Penerimaan mahasiswa magang tersebut berlangsung di Kantor Dispora Provinsi NTT, Rabu (12/8/2026). Para mahasiswa didampingi oleh dosen pembimbing lapangan, Efrem, yang hadir sebagai perwakilan dari pihak Universitas Nusa Cendana.
Program Magang Berdampak ini merupakan tindak lanjut dari permohonan magang yang diajukan oleh FISIP Undana dan telah mendapat persetujuan melalui Surat Persetujuan Magang Nomor 000.9/08/PO1.1/VIII/2026. Pelaksanaan magang berlangsung selama kurang lebih empat bulan, terhitung sejak 10 Agustus hingga 12 Desember 2026.
Sepuluh mahasiswa tersebut berasal dari sejumlah konsentrasi keilmuan dalam Program Studi Ilmu Komunikasi, yakni Jurnalistik, Public Relations, Media Digital dan Content Creator, serta Studi Kebudayaan dan Pariwisata. Selama menjalani program magang, para mahasiswa akan memperoleh pengalaman langsung mengenai dunia kerja sekaligus berkesempatan untuk mengimplementasikan pengetahuan akademik dalam lingkungan pemerintahan.
Program Magang Berdampak merupakan bagian dari inisiatif Kampus Berdampak yang dikembangkan oleh Kementerian Pendidikan Tinggi, Sains, dan Teknologi (Kemdiktisaintek) sebagai upaya memperkuat keterhubungan antara perguruan tinggi dengan dunia kerja dan kebutuhan masyarakat.
Dalam kesempatan tersebut, Dr. Alfonsus Theodorus menyampaikan apresiasi kepada Universitas Nusa Cendana atas kepercayaan yang diberikan kepada Dispora Provinsi NTT sebagai salah satu tempat pelaksanaan program magang.
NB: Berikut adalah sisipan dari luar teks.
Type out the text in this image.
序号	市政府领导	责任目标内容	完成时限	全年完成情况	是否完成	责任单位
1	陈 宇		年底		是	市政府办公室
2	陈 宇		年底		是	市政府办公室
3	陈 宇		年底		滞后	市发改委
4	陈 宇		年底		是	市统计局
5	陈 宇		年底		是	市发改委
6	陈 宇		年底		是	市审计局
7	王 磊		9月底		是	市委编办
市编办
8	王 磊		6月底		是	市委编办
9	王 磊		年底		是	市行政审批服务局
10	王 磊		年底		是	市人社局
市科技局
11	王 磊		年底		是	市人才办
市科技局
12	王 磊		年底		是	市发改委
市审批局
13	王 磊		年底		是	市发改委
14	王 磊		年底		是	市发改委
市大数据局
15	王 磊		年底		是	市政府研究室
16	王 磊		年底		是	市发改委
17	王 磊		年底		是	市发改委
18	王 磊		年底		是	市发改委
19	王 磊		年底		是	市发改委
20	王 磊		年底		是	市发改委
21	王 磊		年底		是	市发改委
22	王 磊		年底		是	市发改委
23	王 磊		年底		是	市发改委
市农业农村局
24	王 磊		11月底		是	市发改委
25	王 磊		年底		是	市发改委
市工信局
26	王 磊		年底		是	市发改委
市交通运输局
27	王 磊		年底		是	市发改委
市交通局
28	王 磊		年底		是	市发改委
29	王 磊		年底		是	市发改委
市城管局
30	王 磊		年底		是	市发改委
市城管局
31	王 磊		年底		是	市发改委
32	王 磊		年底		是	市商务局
Ia berharap kehadiran para mahasiswa tidak hanya menjadi kesempatan untuk memperoleh pengalaman kerja, tetapi juga dapat memberikan kontribusi nyata melalui ide, kreativitas, dan pengetahuan yang dimiliki.
“Kami menyambut baik kehadiran adik-adik mahasiswa. Manfaatkan kesempatan ini untuk belajar, mengenal dunia kerja, sekaligus memberikan kontribusi sesuai dengan bidang ilmu yang dimiliki,” ujar Alfonsus.
Menurutnya, kolaborasi antara pemerintah daerah dan perguruan tinggi merupakan bagian penting dalam membangun sumber daya manusia yang memiliki kompetensi sekaligus mampu menjawab kebutuhan pembangunan daerah.
Melalui program ini, Dispora Provinsi NTT berharap para mahasiswa dapat memperoleh pengalaman profesional yang bermakna, sementara kehadiran mereka juga dapat mendukung pelaksanaan berbagai program kepemudaan dan keolahragaan, khususnya dalam bidang komunikasi dan penyebarluasan informasi publik di lingkungan Dispora NTT.